The first two days of February have since ancient times been celebrated as a midwinter sacred festival in honour of the upcoming return of the Sun. This is the decisive time of midwifery, when the divine mother enters into the final gestation for spring. It is also Candlemas.
The term Candlemas comes from the tradition of the Roman Missal where the celebrant of the Mass on 2 February blesses the beeswax candles for use during the year. According to ordinary history candles have been used for more than 5000 years and were first developed by the Egyptians, although the Romans are credited with introducing wicks. The name candle comes from the Latin candere, which means “to shine”.
Candlemas is an ideal time for reawakening our capacity to shine who we truly are in the separated darkness of this world. “Wake up sleeper. Rise from the dead. Let the Christ enlighten you.” teaches the Gnostic Paul, summing up the core message of Christianity, which implies releasing our dormant identities based on separation and resurrecting our united luminous nature. Blessing candles on this day can be an empowering ceremony to exemplify this process and to remind it throughout the year, whenever those candles are used.

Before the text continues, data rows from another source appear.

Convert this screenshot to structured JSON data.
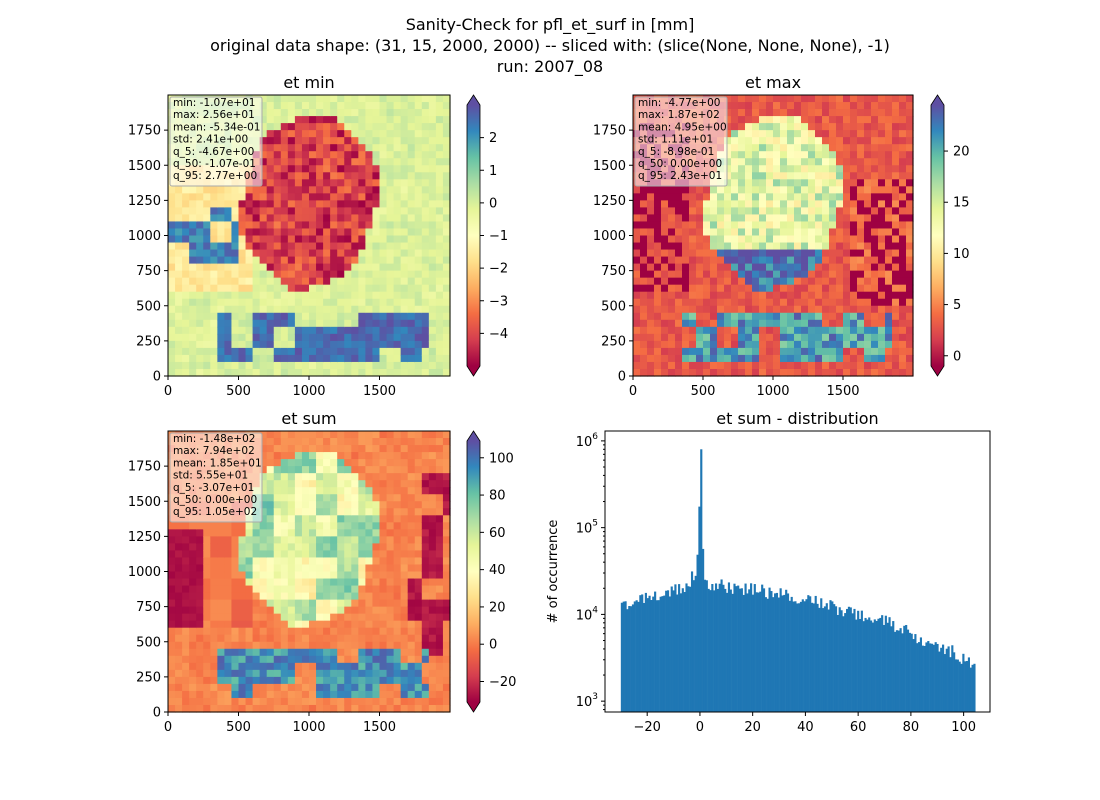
{
  "figure": {
    "title_lines": [
      "Sanity-Check for pfl_et_surf in [mm]",
      "original data shape: (31, 15, 2000, 2000) -- sliced with: (slice(None, None, None), -1)",
      "run: 2007_08"
    ]
  },
  "chart_data": [
    {
      "type": "heatmap",
      "title": "et min",
      "xlabel": "",
      "ylabel": "",
      "xlim": [
        0,
        2000
      ],
      "ylim": [
        0,
        2000
      ],
      "xticks": [
        0,
        500,
        1000,
        1500
      ],
      "yticks": [
        0,
        250,
        500,
        750,
        1000,
        1250,
        1500,
        1750
      ],
      "colormap": "Spectral",
      "colorbar": {
        "range": [
          -5,
          3
        ],
        "ticks": [
          2,
          1,
          0,
          -1,
          -2,
          -3,
          -4
        ],
        "tick_labels": [
          "2",
          "1",
          "0",
          "−1",
          "−2",
          "−3",
          "−4"
        ],
        "extend": "both"
      },
      "stats": [
        "min: -1.07e+01",
        "max: 2.56e+01",
        "mean: -5.34e-01",
        "std: 2.41e+00",
        "q_5: -4.67e+00",
        "q_50: -1.07e-01",
        "q_95: 2.77e+00"
      ]
    },
    {
      "type": "heatmap",
      "title": "et max",
      "xlabel": "",
      "ylabel": "",
      "xlim": [
        0,
        2000
      ],
      "ylim": [
        0,
        2000
      ],
      "xticks": [
        0,
        500,
        1000,
        1500
      ],
      "yticks": [
        0,
        250,
        500,
        750,
        1000,
        1250,
        1500,
        1750
      ],
      "colormap": "Spectral",
      "colorbar": {
        "range": [
          -1,
          24.5
        ],
        "ticks": [
          20,
          15,
          10,
          5,
          0
        ],
        "tick_labels": [
          "20",
          "15",
          "10",
          "5",
          "0"
        ],
        "extend": "both"
      },
      "stats": [
        "min: -4.77e+00",
        "max: 1.87e+02",
        "mean: 4.95e+00",
        "std: 1.11e+01",
        "q_5: -8.98e-01",
        "q_50: 0.00e+00",
        "q_95: 2.43e+01"
      ]
    },
    {
      "type": "heatmap",
      "title": "et sum",
      "xlabel": "",
      "ylabel": "",
      "xlim": [
        0,
        2000
      ],
      "ylim": [
        0,
        2000
      ],
      "xticks": [
        0,
        500,
        1000,
        1500
      ],
      "yticks": [
        0,
        250,
        500,
        750,
        1000,
        1250,
        1500,
        1750
      ],
      "colormap": "Spectral",
      "colorbar": {
        "range": [
          -31,
          109
        ],
        "ticks": [
          100,
          80,
          60,
          40,
          20,
          0,
          -20
        ],
        "tick_labels": [
          "100",
          "80",
          "60",
          "40",
          "20",
          "0",
          "−20"
        ],
        "extend": "both"
      },
      "stats": [
        "min: -1.48e+02",
        "max: 7.94e+02",
        "mean: 1.85e+01",
        "std: 5.55e+01",
        "q_5: -3.07e+01",
        "q_50: 0.00e+00",
        "q_95: 1.05e+02"
      ]
    },
    {
      "type": "bar",
      "title": "et sum - distribution",
      "xlabel": "",
      "ylabel": "# of occurrence",
      "xlim": [
        -36,
        110
      ],
      "ylim": [
        750,
        1300000
      ],
      "yscale": "log",
      "xticks": [
        -20,
        0,
        20,
        40,
        60,
        80,
        100
      ],
      "xtick_labels": [
        "−20",
        "0",
        "20",
        "40",
        "60",
        "80",
        "100"
      ],
      "yticks": [
        1000,
        10000,
        100000,
        1000000
      ],
      "bar_color": "#1f77b4",
      "bins": {
        "x": [
          -30,
          -25,
          -20,
          -15,
          -10,
          -5,
          -2,
          -1,
          0,
          1,
          2,
          5,
          10,
          15,
          20,
          25,
          30,
          35,
          40,
          45,
          50,
          55,
          60,
          65,
          70,
          75,
          80,
          85,
          90,
          95,
          100,
          104
        ],
        "counts": [
          12000,
          13000,
          16000,
          17500,
          19000,
          22000,
          32000,
          55000,
          800000,
          25000,
          23000,
          22000,
          21000,
          20000,
          19500,
          18500,
          17000,
          16000,
          15000,
          14000,
          12500,
          11000,
          10000,
          9500,
          8500,
          7000,
          6000,
          5000,
          4200,
          3800,
          3000,
          2800
        ]
      }
    }
  ]
}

Candlemas commemorates the Purification of the Virgin Mary and the presentation of the infant Jesus in the Temple 40 days after his birth. It is the Christianised version of the Pagan celebration of Imbolc. Imbolc means, literally, “in the belly” (of the Mother), “in milk” or “milk wolf”.
This festival marked the mid-way point between the Winter Solstice and the Spring Equinox, and was celebrated with lights so as to accelerate the coming of spring. Although darkness was still prevalent in the sky, light gradually unveiled and needed encouragement to finally triumph.
In the Pagan tradition Cernunnos, the Horned God, was the virile male deity ruling darkness. Imbolc represented the impregnation of the feminine deity by the masculine. The God of Darkness lit up his abode with candles to welcome the Goddess of Light and impregnate her. Light and Darkness are two inseparable polarities, who play their loving dance through the cycle of the year. Candles are sacred instruments for awareness and soul retrieval. Their light requires darkness in order to be seen, just as awareness and visibility are sustained by a background of unconscious and unseen reality.
Blessing and using candles is a way to celebrate the light and to honour the dark roots of the path towards illumination. In the lunation cycle Candlemas is associated with the Crescent Moon, corresponding to 3 am in the daily cycle.
The festival is also called Brigit’s Day, with reference to the Irish triple Goddess Brigit (pronounced “breed”), known in Scotland as Bride, transformed by the Catholic Church into St. Brigit of Kildare, the patron of Ireland. Brigit is a Goddess of fire, patroness of smithcraft, poetry, and healing. Similarly to the Roman Vesta, Brigit was associated with the perpetual and sacred flame, which is still maintained by 19 nuns at her sanctuary in Kildare. She was the goddess of whatever was regarded as non-ordinary at a high level, and a triple goddess
In the United States and Canada, Candlemas evolved into Groundhog Day celebrated on the same date. Candlemas is often a reference for predicting the weather for the coming year. An old British rhyme tells that “if Candlemas Day be bright and clear, there’ll be two winters in the year”. Another custom is weaving “Brigit’s crosses” from straw or wheat to hang around the house for protection, performing rituals of cleansing and purification, placing a lighted candle in each window of the house for a whole day, and obviously making candles.